Jameela Jamil Just Posted A Photo Of Her Boob Stretch Marks

  • The Good Place actress Jameela Jamil posted an Instagram photo on Monday showing off her “boob stretch marks.”
  • The 33-year-old wrote that they are a “a normal, beautiful thing.”
  • She went on to say that she’s rechristened them “Babe Marks.”

Jameela Jamil’s own personal good place? Let’s call it Body Positivity Land. The 33-year-old actress has created a brand around her distaste for trendy weight-loss shakes (sorry, Kardashians) and her love for bodies of all shapes and sizes. She even recently launched a new Instagram TV show, I Weigh Interviews, inspired by her I Weigh movement on social media. Now Jameela is working to normalize a totally natural phenomenon many women have been made to feel bad about: stretch marks.

In an Instagram posted on Monday, Jameela flaunts her own stretch marks on her breasts and writes about how they are a “normal, beautiful thing.”

Boob stretch marks are a normal, beautiful thing. I have stretch marks all over my body and I hereby rename them all Babe Marks. They are a sign my body dared to take up extra space in a society that demands our eternal thinness. They are my badge of honour for resisting society’s weaponizing of the female form. ❤️ ps. My face is white because I wear spf 100 sunscreen like a boss. 🤓 PS. LOVE YOUR BROWN SKIN. I tan responsibly but I love to tan! I love to embrace and celebrate my heritage. This skin bleaching and whitening should be banned. It’s inherently racist, classist and emotionally very damaging. #brownandproud

A post shared by Jameela Jamil (@jameelajamilofficial) on

“I have stretch marks all over my body and I hereby rename them all Babe Marks,” she wrote. “They are a sign my body dared to take up extra space in a society that demands our eternal thinness.
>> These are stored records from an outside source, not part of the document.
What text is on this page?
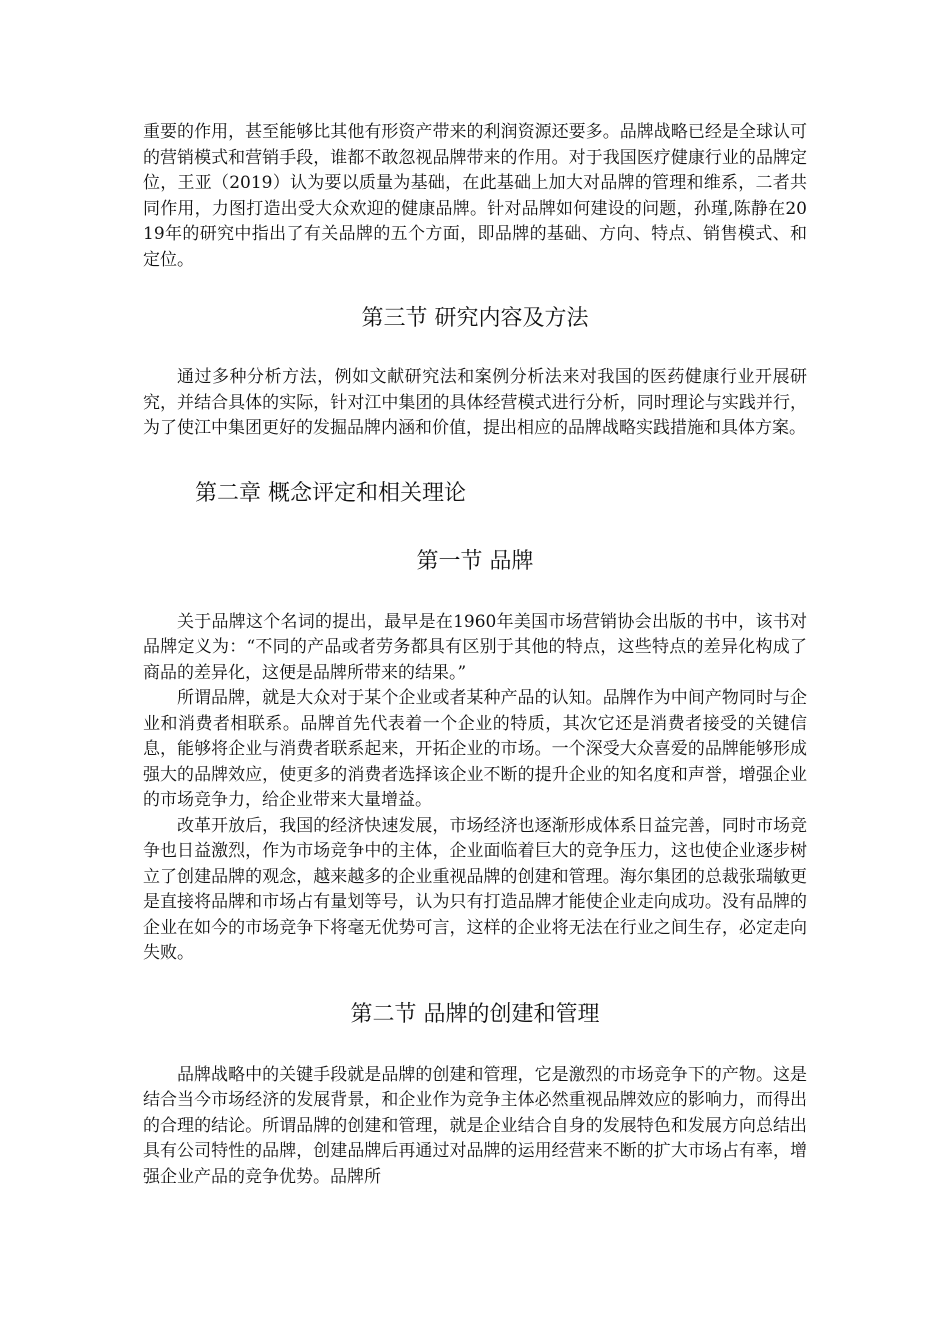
重要的作用，甚至能够比其他有形资产带来的利润资源还要多。品牌战略已经是全球认可的营销模式和营销手段，谁都不敢忽视品牌带来的作用。对于我国医疗健康行业的品牌定位，王亚（2019）认为要以质量为基础，在此基础上加大对品牌的管理和维系，二者共同作用，力图打造出受大众欢迎的健康品牌。针对品牌如何建设的问题，孙瑾,陈静在2019年的研究中指出了有关品牌的五个方面，即品牌的基础、方向、特点、销售模式、和定位。

第三节 研究内容及方法

通过多种分析方法，例如文献研究法和案例分析法来对我国的医药健康行业开展研究，并结合具体的实际，针对江中集团的具体经营模式进行分析，同时理论与实践并行，为了使江中集团更好的发掘品牌内涵和价值，提出相应的品牌战略实践措施和具体方案。

第二章 概念评定和相关理论
第一节 品牌

关于品牌这个名词的提出，最早是在1960年美国市场营销协会出版的书中，该书对品牌定义为：“不同的产品或者劳务都具有区别于其他的特点，这些特点的差异化构成了商品的差异化，这便是品牌所带来的结果。”

所谓品牌，就是大众对于某个企业或者某种产品的认知。品牌作为中间产物同时与企业和消费者相联系。品牌首先代表着一个企业的特质，其次它还是消费者接受的关键信息，能够将企业与消费者联系起来，开拓企业的市场。一个深受大众喜爱的品牌能够形成强大的品牌效应，使更多的消费者选择该企业不断的提升企业的知名度和声誉，增强企业的市场竞争力，给企业带来大量增益。

改革开放后，我国的经济快速发展，市场经济也逐渐形成体系日益完善，同时市场竞争也日益激烈，作为市场竞争中的主体，企业面临着巨大的竞争压力，这也使企业逐步树立了创建品牌的观念，越来越多的企业重视品牌的创建和管理。海尔集团的总裁张瑞敏更是直接将品牌和市场占有量划等号，认为只有打造品牌才能使企业走向成功。没有品牌的企业在如今的市场竞争下将毫无优势可言，这样的企业将无法在行业之间生存，必定走向失败。

第二节 品牌的创建和管理

品牌战略中的关键手段就是品牌的创建和管理，它是激烈的市场竞争下的产物。这是结合当今市场经济的发展背景，和企业作为竞争主体必然重视品牌效应的影响力，而得出的合理的结论。所谓品牌的创建和管理，就是企业结合自身的发展特色和发展方向总结出具有公司特性的品牌，创建品牌后再通过对品牌的运用经营来不断的扩大市场占有率，增强企业产品的竞争优势。品牌所
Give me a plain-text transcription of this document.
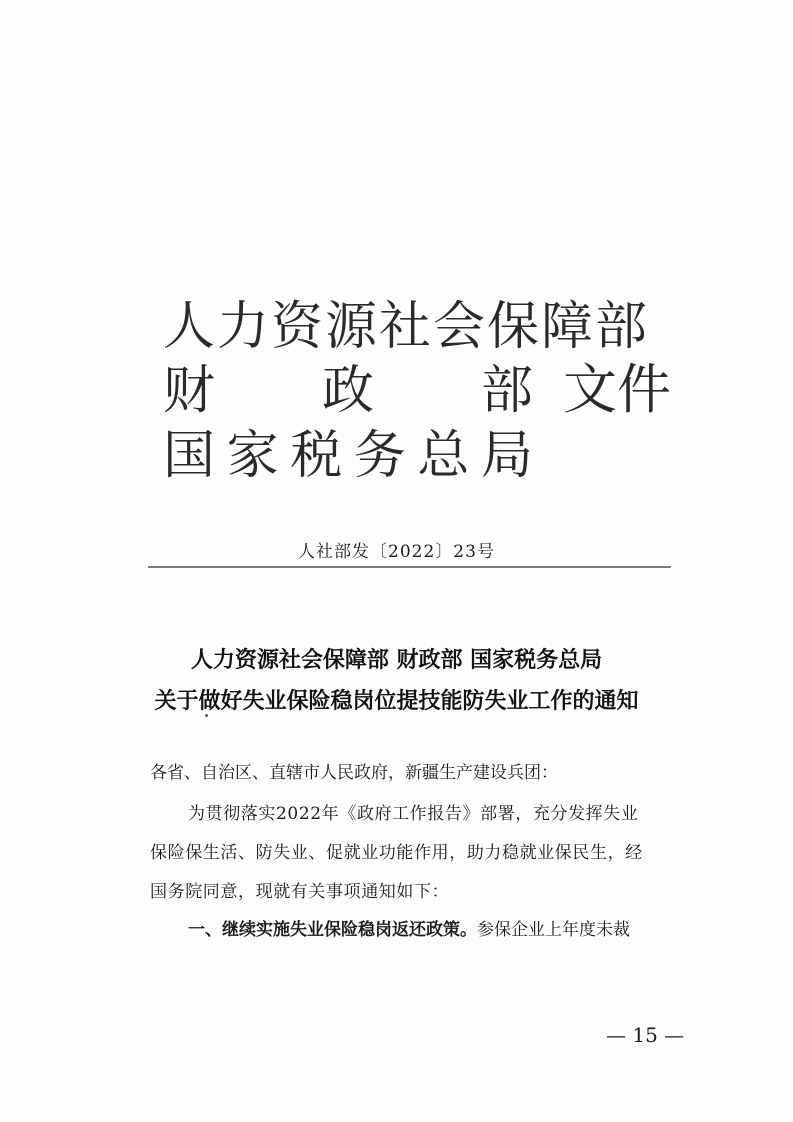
人力资源社会保障部
财 政 部 文件
国 家 税 务 总 局
人社部发〔2022〕23号
人力资源社会保障部 财政部 国家税务总局
关于做好失业保险稳岗位提技能防失业工作的通知
各省、自治区、直辖市人民政府，新疆生产建设兵团：
为贯彻落实2022年《政府工作报告》部署，充分发挥失业
保险保生活、防失业、促就业功能作用，助力稳就业保民生，经
国务院同意，现就有关事项通知如下：
一、继续实施失业保险稳岗返还政策。参保企业上年度未裁
— 15 —
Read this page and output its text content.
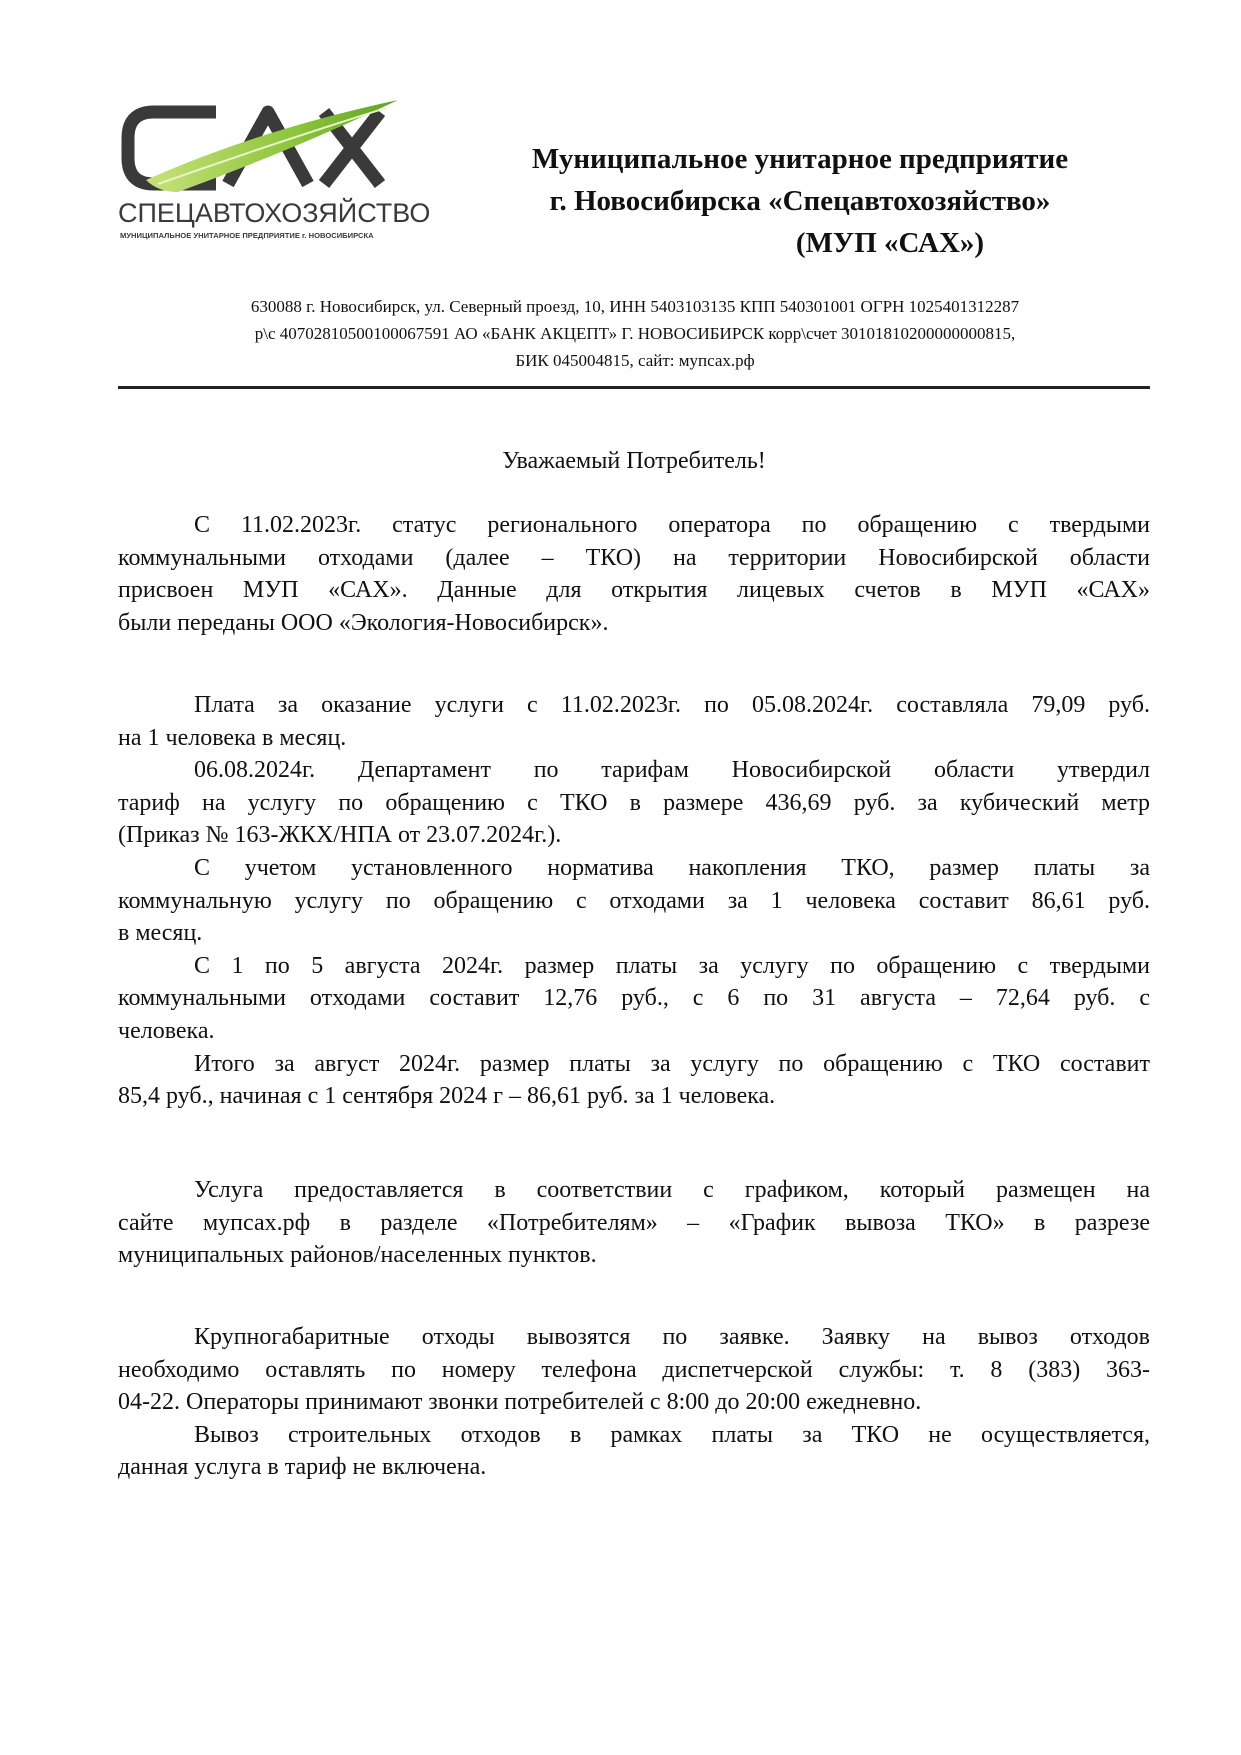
СПЕЦАВТОХОЗЯЙСТВО
МУНИЦИПАЛЬНОЕ УНИТАРНОЕ ПРЕДПРИЯТИЕ г. НОВОСИБИРСКА
Муниципальное унитарное предприятие
г. Новосибирска «Спецавтохозяйство»
(МУП «САХ»)
630088 г. Новосибирск, ул. Северный проезд, 10, ИНН 5403103135 КПП 540301001 ОГРН 1025401312287
р\с 40702810500100067591 АО «БАНК АКЦЕПТ» Г. НОВОСИБИРСК корр\счет 30101810200000000815,
БИК 045004815, сайт: мупсах.рф
Уважаемый Потребитель!
С 11.02.2023г. статус регионального оператора по обращению с твердыми
коммунальными отходами (далее – ТКО) на территории Новосибирской области
присвоен МУП «САХ». Данные для открытия лицевых счетов в МУП «САХ»
были переданы ООО «Экология-Новосибирск».
Плата за оказание услуги с 11.02.2023г. по 05.08.2024г. составляла 79,09 руб.
на 1 человека в месяц.
06.08.2024г. Департамент по тарифам Новосибирской области утвердил
тариф на услугу по обращению с ТКО в размере 436,69 руб. за кубический метр
(Приказ № 163-ЖКХ/НПА от 23.07.2024г.).
С учетом установленного норматива накопления ТКО, размер платы за
коммунальную услугу по обращению с отходами за 1 человека составит 86,61 руб.
в месяц.
С 1 по 5 августа 2024г. размер платы за услугу по обращению с твердыми
коммунальными отходами составит 12,76 руб., с 6 по 31 августа – 72,64 руб. с
человека.
Итого за август 2024г. размер платы за услугу по обращению с ТКО составит
85,4 руб., начиная с 1 сентября 2024 г – 86,61 руб. за 1 человека.
Услуга предоставляется в соответствии с графиком, который размещен на
сайте мупсах.рф в разделе «Потребителям» – «График вывоза ТКО» в разрезе
муниципальных районов/населенных пунктов.
Крупногабаритные отходы вывозятся по заявке. Заявку на вывоз отходов
необходимо оставлять по номеру телефона диспетчерской службы: т. 8 (383) 363-
04-22. Операторы принимают звонки потребителей с 8:00 до 20:00 ежедневно.
Вывоз строительных отходов в рамках платы за ТКО не осуществляется,
данная услуга в тариф не включена.
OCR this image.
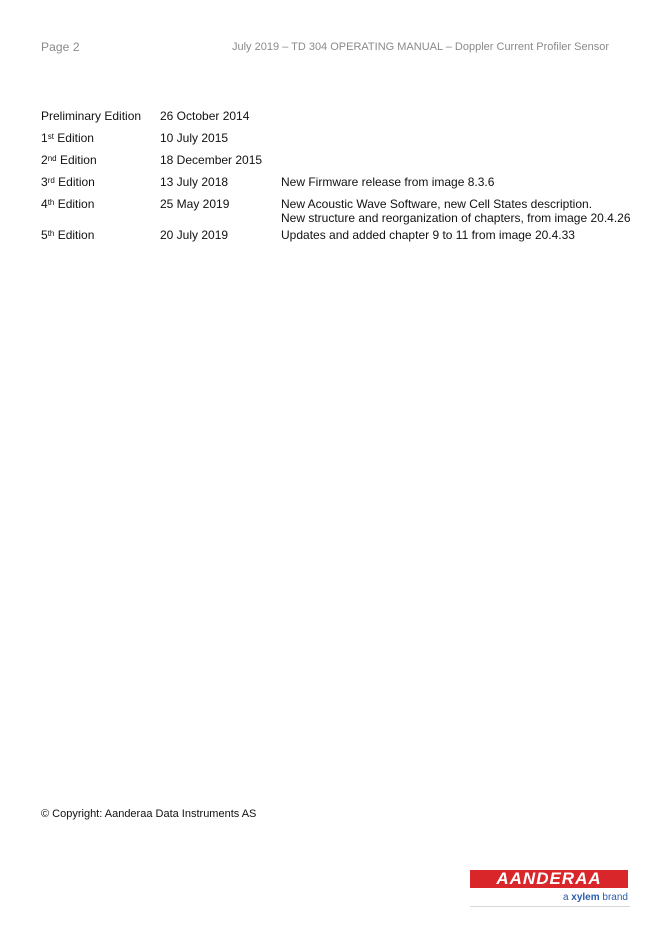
Page 2	July 2019 – TD 304 OPERATING MANUAL – Doppler Current Profiler Sensor
Preliminary Edition 26 October 2014
1st Edition	10 July 2015
2nd Edition	18 December 2015
3rd Edition	13 July 2018	New Firmware release from image 8.3.6
4th Edition	25 May 2019	New Acoustic Wave Software, new Cell States description.
New structure and reorganization of chapters, from image 20.4.26
5th Edition	20 July 2019	Updates and added chapter 9 to 11 from image 20.4.33
© Copyright: Aanderaa Data Instruments AS
AANDERAA
a xylem brand
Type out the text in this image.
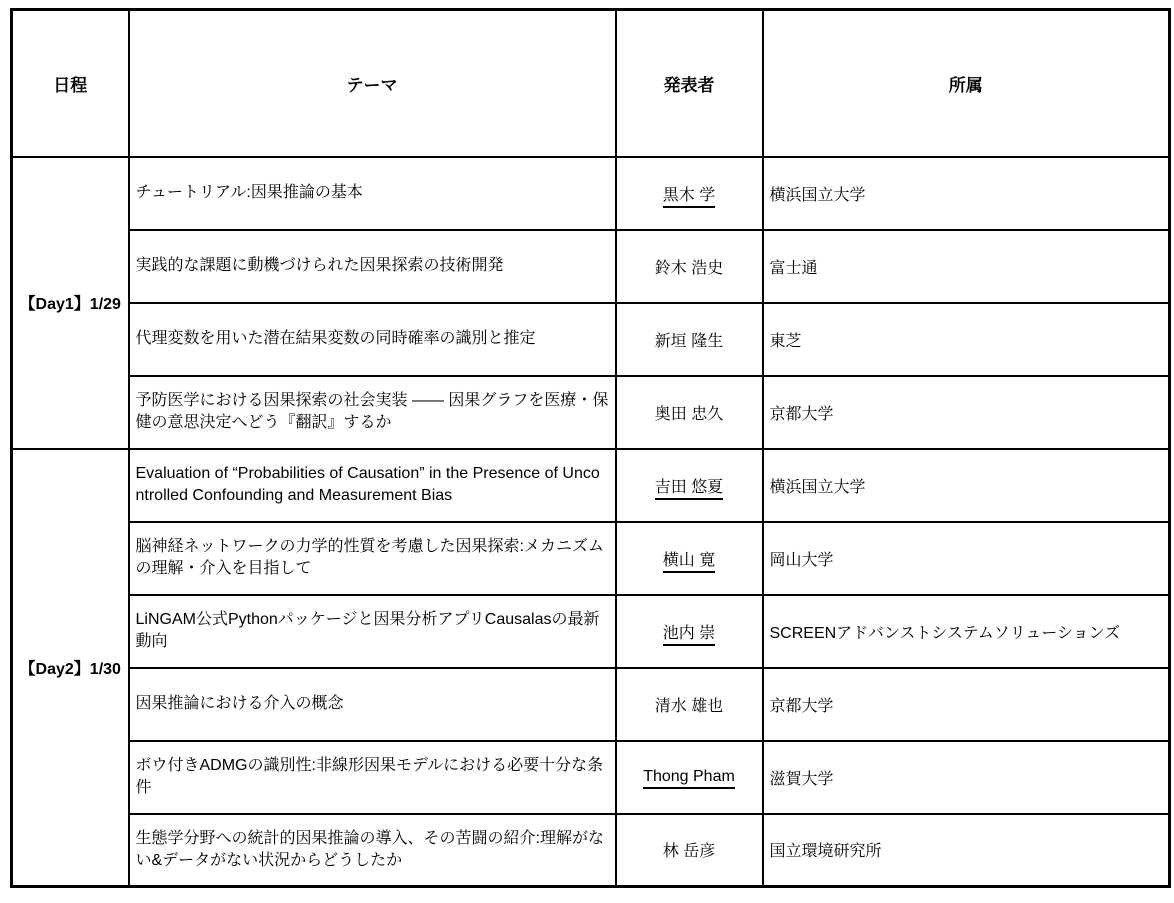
日程	テーマ	発表者	所属
【Day1】1/29	チュートリアル:因果推論の基本	黒木 学	横浜国立大学
	実践的な課題に動機づけられた因果探索の技術開発	鈴木 浩史	富士通
	代理変数を用いた潜在結果変数の同時確率の識別と推定	新垣 隆生	東芝
	予防医学における因果探索の社会実装 ―― 因果グラフを医療・保健の意思決定へどう『翻訳』するか	奥田 忠久	京都大学
【Day2】1/30	Evaluation of “Probabilities of Causation” in the Presence of Uncontrolled Confounding and Measurement Bias	吉田 悠夏	横浜国立大学
	脳神経ネットワークの力学的性質を考慮した因果探索:メカニズムの理解・介入を目指して	横山 寛	岡山大学
	LiNGAM公式Pythonパッケージと因果分析アプリCausalasの最新動向	池内 崇	SCREENアドバンストシステムソリューションズ
	因果推論における介入の概念	清水 雄也	京都大学
	ボウ付きADMGの識別性:非線形因果モデルにおける必要十分な条件	Thong Pham	滋賀大学
	生態学分野への統計的因果推論の導入、その苦闘の紹介:理解がない&データがない状況からどうしたか	林 岳彦	国立環境研究所
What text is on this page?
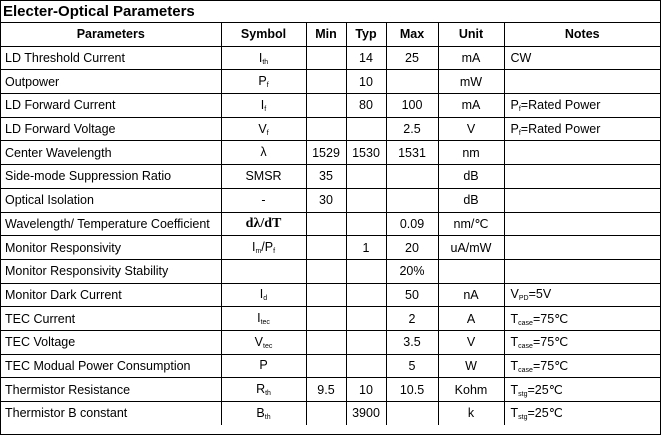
Electer-Optical Parameters
Parameters	Symbol	Min	Typ	Max	Unit	Notes
LD Threshold Current	$I_{th}$		14	25	mA	CW
Outpower	$P_f$		10		mW	
LD Forward Current	$I_f$		80	100	mA	$P_f=Rated$ Power
LD Forward Voltage	$V_f$			2.5	V	$P_f=Rated$ Power
Center Wavelength	λ	1529	1530	1531	nm	
Side-mode Suppression Ratio	SMSR	35			dB	
Optical Isolation	-	30			dB	
Wavelength/ Temperature Coefficient	dλ/dT			0.09	nm/℃	
Monitor Responsivity	$I_m/P_f$		1	20	uA/mW	
Monitor Responsivity Stability				20%		
Monitor Dark Current	$I_d$			50	nA	$V_{PD}=5V$
TEC Current	$I_{tec}$			2	A	$T_{case}=75℃$
TEC Voltage	$V_{tec}$			3.5	V	$T_{case}=75℃$
TEC Modual Power Consumption	P			5	W	$T_{case}=75℃$
Thermistor Resistance	$R_{th}$	9.5	10	10.5	Kohm	$T_{stg}=25℃$
Thermistor B constant	$B_{th}$		3900		k	$T_{stg}=25℃$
They are my badge of honour for resisting society’s weaponizing of the female form. ❤️”

And Jameela certainly isn’t wrong about stretch marks being a totally normal (and prevalent) thing: According to research published in the British Journal of Dermatology, around 75 to 90 percent of pregnant women will develop stretch marks. And, of course, many of us are genetically predisposed to the tiny lines—which form when the middle layer of skin is rapidly stretched, causing microscopic bleeding and tissue inflammation—pregnancy or not.

So let’s all take a page from Jameela’s book and embrace the “imperfections” that make us who we are. Babe Marks, indeed!